Think about your equipment setup
“It’s important to have a versatile setup to suit how you work.” But at the same time, she says, “A great challenge is to keep it light, versatile and simple.
“If I am breath-holding and want to be able to keep up with fast-moving creatures, it’s beneficial for me to have a small, lightweight system to conserve oxygen and energy.
“I am open-minded with the equipment I use, and I will make my choices based on the job and the conditions on the shoot day.”
An example of her setup? When Michaela shot in Antarctica, she said she used an Olympus 12mm and 25mm fixed lens, and a 12-100mm zoom lens for above water capture (24mm, 50mm, and 24-200mm full frame equivalent).

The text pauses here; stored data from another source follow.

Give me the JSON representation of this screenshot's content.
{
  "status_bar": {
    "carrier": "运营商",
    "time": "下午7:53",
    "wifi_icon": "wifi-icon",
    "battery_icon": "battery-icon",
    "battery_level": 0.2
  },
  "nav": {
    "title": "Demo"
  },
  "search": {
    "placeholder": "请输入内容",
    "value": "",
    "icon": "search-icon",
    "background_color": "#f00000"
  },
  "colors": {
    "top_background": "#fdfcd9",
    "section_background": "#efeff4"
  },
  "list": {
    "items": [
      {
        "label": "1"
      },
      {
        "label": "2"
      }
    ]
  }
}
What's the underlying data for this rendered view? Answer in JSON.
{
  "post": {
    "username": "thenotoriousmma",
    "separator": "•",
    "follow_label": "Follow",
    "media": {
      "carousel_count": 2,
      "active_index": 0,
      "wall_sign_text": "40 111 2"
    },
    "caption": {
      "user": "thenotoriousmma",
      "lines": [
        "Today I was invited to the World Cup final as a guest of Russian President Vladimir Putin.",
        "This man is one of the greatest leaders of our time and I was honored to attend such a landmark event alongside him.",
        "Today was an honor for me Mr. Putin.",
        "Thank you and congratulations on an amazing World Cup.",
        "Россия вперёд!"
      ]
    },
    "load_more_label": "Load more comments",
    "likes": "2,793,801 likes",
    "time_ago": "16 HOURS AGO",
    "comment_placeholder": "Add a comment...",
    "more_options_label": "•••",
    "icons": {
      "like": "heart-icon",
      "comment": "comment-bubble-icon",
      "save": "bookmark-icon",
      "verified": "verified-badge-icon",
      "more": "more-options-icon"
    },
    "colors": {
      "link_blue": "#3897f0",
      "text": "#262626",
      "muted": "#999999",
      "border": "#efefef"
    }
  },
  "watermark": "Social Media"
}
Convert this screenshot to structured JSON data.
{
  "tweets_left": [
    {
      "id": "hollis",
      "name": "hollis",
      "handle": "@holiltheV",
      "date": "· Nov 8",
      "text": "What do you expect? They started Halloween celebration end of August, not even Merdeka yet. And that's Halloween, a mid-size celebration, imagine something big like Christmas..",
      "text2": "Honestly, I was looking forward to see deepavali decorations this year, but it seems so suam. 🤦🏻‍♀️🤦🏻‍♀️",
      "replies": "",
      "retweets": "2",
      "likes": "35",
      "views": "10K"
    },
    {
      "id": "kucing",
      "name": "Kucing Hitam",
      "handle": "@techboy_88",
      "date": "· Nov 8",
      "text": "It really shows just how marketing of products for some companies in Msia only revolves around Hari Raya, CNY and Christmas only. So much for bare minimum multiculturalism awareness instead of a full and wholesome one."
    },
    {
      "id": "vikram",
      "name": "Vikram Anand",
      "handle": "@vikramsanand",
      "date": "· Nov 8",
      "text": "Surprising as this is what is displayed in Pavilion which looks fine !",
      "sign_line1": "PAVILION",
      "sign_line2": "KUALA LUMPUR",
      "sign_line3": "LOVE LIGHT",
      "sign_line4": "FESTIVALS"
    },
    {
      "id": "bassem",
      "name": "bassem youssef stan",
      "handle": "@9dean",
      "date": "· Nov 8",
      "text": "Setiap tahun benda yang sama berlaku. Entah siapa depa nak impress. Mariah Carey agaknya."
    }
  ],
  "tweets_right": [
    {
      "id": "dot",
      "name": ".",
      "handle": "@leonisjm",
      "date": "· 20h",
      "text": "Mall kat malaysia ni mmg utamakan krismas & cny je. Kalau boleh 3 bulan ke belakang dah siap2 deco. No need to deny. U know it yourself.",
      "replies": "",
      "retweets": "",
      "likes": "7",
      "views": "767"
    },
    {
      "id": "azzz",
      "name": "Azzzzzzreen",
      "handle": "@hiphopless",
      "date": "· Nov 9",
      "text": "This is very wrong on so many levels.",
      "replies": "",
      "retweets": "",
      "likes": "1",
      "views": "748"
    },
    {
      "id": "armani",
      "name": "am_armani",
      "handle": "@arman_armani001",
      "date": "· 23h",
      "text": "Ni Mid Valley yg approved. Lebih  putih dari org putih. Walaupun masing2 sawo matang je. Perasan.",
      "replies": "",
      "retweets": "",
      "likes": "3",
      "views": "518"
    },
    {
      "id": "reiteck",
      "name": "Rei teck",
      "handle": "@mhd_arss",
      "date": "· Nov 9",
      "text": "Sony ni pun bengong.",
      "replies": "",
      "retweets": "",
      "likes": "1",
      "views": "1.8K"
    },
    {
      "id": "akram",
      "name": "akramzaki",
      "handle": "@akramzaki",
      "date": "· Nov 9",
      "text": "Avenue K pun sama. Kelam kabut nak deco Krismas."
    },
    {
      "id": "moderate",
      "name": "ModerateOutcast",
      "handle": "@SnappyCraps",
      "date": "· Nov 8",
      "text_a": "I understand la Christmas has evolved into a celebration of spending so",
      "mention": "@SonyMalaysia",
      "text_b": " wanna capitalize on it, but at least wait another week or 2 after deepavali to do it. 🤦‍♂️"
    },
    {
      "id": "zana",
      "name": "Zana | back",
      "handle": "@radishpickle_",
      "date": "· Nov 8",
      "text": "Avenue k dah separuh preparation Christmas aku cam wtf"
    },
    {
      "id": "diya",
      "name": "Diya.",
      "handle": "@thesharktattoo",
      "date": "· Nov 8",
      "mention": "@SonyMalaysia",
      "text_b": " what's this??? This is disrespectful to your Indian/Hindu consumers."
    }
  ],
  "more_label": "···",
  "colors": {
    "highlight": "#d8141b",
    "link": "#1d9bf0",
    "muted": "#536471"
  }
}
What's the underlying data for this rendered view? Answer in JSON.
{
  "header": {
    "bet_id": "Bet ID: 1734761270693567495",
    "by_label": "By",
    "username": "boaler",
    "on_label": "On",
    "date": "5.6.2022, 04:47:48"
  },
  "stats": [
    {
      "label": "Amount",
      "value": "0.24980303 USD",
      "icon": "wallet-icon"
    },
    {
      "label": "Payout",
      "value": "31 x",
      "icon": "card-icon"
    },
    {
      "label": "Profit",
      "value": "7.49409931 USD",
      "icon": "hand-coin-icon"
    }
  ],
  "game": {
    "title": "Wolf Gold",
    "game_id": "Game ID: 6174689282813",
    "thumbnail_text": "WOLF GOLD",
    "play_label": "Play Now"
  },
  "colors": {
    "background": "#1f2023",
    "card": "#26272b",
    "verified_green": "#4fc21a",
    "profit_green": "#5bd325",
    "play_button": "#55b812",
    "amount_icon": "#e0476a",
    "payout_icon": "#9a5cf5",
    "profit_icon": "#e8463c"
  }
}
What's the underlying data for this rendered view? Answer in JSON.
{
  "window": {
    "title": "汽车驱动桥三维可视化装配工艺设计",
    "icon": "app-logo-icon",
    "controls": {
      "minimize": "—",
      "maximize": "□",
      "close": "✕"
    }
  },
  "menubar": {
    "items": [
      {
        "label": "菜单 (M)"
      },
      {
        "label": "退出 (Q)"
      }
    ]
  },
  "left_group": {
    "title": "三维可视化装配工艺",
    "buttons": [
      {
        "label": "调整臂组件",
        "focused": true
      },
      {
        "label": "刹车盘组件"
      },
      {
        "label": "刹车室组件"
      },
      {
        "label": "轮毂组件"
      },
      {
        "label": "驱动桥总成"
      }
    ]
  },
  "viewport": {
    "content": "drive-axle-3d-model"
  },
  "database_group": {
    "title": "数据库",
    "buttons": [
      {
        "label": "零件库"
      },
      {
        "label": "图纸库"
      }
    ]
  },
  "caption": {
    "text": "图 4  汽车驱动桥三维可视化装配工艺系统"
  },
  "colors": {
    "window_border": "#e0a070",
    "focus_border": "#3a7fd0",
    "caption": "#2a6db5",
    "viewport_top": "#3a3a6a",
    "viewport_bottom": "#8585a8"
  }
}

Go with experienced guides
“For most projects that I do – personal projects included – I choose to work with experienced guides and scientists. For instance, while documenting humpback whales off the coast of Tonga, it was required that I go with a licensed operator and an experienced guide. Their expertise and knowledge will allow you and the creatures to have a safe and positive experience.”
“Collaboration is key. When entering new environments with challenging conditions, it’s always worth it to go with someone familiar with the region and the local wildlife.”
Be mindful of how you’re affecting the marine life
Michaela points out how important it is to be respectful of the creatures alongside you in the water, and understand how what you’re doing is affecting them.
Get a little bit of video footage while you’re there
Video is a fantastic way to capture the movement, the life and the atmosphere underwater. Almost all digital cameras can record movies, so experiment with video as well as stills while you’re at it.